An independent journalist and photographer covering international environmental issues, I am a regular contributor to international newswires London-headquartered Thomson Reuters Foundation and Rome-headquartered IPS – Inter Press Service, since 2009.
My writing focuses on climate change, sustainability and related issues of energy, gender, migration and conflict, water, biodiversity and land rights.
My work has been featured in publications across countries – in The New York Times (US), The Guardian (UK), China Dialogue, Al Jazeera, Reuters wire for US, Africa and India, Inter Press Service, SciDev.Net-South Asia, The Third Pole and several other news networks.
I have covered international environmental and global goals conferences including several UN Conference of Parties in Turkey, Greece, China, South Korea, East Africa, Malaysia, Thailand, Pakistan, Nepal, Sri Lanka, Bangladesh and in India.
While my reporting weaves local into global issues and often finds resonance with readers across regions, going after stories of inequity, deprivation, corruption, human rights violation and being able to give people at the receiving end a face and a voice, is what drives my work.

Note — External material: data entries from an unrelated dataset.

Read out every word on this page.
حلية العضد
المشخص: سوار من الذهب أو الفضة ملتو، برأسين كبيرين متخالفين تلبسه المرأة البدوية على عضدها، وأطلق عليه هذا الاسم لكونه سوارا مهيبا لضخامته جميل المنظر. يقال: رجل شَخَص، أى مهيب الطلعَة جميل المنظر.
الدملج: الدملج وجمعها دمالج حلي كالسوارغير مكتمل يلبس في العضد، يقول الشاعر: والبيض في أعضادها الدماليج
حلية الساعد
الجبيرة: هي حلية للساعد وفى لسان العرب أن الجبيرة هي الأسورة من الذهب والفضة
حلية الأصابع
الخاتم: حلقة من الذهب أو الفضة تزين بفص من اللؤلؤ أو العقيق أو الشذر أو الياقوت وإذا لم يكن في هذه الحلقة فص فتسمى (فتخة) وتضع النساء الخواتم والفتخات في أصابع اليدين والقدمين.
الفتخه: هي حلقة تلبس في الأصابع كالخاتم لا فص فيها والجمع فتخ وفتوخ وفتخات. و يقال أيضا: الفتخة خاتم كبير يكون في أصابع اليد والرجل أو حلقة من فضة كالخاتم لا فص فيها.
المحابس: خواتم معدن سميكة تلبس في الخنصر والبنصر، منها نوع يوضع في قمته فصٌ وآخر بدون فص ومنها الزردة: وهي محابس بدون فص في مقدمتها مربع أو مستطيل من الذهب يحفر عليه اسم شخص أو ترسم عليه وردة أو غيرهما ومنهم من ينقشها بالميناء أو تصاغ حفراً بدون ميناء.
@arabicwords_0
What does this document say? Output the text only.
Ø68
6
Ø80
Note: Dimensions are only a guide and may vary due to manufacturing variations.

It is best put in my 2016 Best Pro-People Environmental Reporting State Award: ‘In appreciation of your hard work and dedication for keeping alive the dream for a fairer world.’
Since 2008, even while climate change was being hotly debated, I’ve been on the move, traveling across India to communities in remote regions, many without roads and where only a few journalists venture, to investigate the effects of increasingly erratic rainfall and warmer weather.
In 2012, my IPS report on climate-smart heirloom seeds conserved by indigenous ‘seed-mothers’ won the Asia-Pacific Adaptation Network (APAN) international award for best climate change story.
Member of international and national professional media groups.
Authored ‘Folk Tales from the Hills and Fields of Orissa’ – a rare collection of fables and folk narratives related to environment and nature held in the rapidly dying oral literature among Indian indigenous communities, published by India’s Ministry of Culture.